For the past 3.5 months, I have been trying to make a vivid change in most or all aspects of my life, that includes academically, socially, physically, and mentally. I was a bad student in 7th and most of 8th grade, but my grades seemed to have improved a lot in 9th. But then there's the counter to good grades: social life.

Sometimes I have this mental image of being able to place every classmate of mine on a chart of some kind based on two variables: Popularity and Academic Performance. Kind of like a basic line chart or something, where the more popular you are, the worse grades you have. Conversely, the better grades you have, the less popular you are. I've been trying very hard to disprove my own theory, and I seem to not be able to do it.

Thing is, my grades aren't the best, they're A- to B+ range. But the fact that I can't seem to disprove my own logic, and that I feel like I've made almost 0 change, it's given me such low esteem where I feel like I have no friends. I talk to certain kids in every single class, but I don't feel close to ANY of them.

Wow, I wrote a novel there, and I still don't think I've said a sufficient amount. Oh well.

If this is on the wrong forum, you may kindly move this, I wasn't sure which one to put it anyway.

tubanic
December 15th, 2012, 07:41 AM
Sounds like you feel isolated and lonely.

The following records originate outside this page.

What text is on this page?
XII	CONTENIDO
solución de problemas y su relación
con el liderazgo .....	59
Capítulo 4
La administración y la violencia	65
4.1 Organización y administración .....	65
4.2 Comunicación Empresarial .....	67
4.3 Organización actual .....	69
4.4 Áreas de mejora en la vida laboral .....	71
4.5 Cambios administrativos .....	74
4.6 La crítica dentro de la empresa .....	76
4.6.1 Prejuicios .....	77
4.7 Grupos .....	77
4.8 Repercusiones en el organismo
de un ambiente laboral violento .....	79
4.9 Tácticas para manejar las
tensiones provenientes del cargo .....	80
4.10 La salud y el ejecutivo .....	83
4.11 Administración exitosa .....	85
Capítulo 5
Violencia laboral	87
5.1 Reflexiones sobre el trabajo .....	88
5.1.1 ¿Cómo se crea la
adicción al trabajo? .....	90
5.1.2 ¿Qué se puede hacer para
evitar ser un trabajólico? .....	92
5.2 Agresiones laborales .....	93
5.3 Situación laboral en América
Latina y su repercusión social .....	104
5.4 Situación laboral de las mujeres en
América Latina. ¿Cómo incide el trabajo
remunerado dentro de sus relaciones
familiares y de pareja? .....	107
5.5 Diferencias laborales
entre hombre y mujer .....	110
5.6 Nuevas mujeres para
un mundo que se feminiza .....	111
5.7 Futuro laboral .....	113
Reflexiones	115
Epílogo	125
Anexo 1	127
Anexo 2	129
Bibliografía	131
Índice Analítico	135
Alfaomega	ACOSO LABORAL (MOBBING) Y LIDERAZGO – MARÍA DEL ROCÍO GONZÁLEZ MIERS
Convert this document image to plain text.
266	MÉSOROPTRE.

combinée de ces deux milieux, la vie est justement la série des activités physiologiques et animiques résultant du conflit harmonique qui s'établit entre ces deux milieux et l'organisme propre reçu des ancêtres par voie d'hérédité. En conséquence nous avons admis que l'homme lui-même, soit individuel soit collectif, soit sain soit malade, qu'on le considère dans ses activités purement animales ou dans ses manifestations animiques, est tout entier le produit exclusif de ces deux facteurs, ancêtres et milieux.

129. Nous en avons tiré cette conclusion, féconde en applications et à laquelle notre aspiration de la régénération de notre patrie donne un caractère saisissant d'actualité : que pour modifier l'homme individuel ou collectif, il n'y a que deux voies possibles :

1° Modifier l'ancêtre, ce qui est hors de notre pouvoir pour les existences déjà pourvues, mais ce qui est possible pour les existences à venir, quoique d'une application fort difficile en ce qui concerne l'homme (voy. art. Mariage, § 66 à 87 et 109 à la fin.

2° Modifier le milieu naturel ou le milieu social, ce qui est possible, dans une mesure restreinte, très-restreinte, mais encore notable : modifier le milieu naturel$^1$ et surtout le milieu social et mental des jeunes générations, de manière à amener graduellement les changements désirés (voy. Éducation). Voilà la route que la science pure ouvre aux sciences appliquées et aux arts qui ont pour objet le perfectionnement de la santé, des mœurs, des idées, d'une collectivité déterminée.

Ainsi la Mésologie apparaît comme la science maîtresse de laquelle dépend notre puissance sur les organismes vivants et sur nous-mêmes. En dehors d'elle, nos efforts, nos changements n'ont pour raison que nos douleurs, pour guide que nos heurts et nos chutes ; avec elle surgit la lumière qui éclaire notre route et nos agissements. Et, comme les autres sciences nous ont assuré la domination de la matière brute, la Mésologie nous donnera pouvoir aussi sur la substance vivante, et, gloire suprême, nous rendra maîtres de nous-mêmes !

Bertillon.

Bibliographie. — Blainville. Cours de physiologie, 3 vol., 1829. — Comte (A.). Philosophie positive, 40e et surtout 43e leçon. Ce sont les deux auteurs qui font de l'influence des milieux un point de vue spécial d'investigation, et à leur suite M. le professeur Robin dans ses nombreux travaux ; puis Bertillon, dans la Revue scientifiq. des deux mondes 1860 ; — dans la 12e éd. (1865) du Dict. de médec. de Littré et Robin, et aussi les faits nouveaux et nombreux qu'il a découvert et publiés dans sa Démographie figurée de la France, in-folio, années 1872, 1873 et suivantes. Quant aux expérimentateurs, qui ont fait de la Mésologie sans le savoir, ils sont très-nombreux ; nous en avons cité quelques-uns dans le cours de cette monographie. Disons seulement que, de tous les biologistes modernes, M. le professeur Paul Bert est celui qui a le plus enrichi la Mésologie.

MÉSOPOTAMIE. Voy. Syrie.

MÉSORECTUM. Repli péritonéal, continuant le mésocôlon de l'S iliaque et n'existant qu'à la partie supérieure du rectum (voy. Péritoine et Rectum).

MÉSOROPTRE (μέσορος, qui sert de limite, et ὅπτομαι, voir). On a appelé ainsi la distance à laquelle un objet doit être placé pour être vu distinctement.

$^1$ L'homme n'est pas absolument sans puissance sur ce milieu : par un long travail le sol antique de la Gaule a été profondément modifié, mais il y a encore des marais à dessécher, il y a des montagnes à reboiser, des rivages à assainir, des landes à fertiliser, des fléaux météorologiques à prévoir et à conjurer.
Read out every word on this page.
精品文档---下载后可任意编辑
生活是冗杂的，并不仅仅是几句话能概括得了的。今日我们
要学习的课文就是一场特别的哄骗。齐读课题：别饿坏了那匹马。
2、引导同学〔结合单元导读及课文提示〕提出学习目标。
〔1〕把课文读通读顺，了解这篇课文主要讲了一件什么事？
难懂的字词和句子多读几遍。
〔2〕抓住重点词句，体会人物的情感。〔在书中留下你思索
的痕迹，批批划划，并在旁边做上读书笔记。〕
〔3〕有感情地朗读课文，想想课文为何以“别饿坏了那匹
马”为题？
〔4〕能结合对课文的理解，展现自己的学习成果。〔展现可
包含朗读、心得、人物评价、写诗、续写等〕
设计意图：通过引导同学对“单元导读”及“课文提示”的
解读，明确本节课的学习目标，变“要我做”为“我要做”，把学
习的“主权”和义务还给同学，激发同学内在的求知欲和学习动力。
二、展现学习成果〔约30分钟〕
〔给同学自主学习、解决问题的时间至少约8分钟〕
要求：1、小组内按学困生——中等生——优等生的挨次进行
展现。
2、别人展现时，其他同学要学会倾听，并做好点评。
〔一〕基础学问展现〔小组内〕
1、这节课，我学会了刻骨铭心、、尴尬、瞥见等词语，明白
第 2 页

There's loads of people on VT who can help with that :)

ComradeUnknown
December 15th, 2012, 12:03 PM
Well, perhaps, which is unfortunate because there are almost half the time I like to be isolated.

And to hopefully create a shorter version of this:

I feel like I have no friends. I mean, people do talk to me often in a friendly way, in every class of mine. But it seems like none of those people I am actually close with. It's weird, because I'm also starting to seem jealous when one minor friend talks to a group of girls, maybe because I think he's mean in some way, but I'm not fond of it.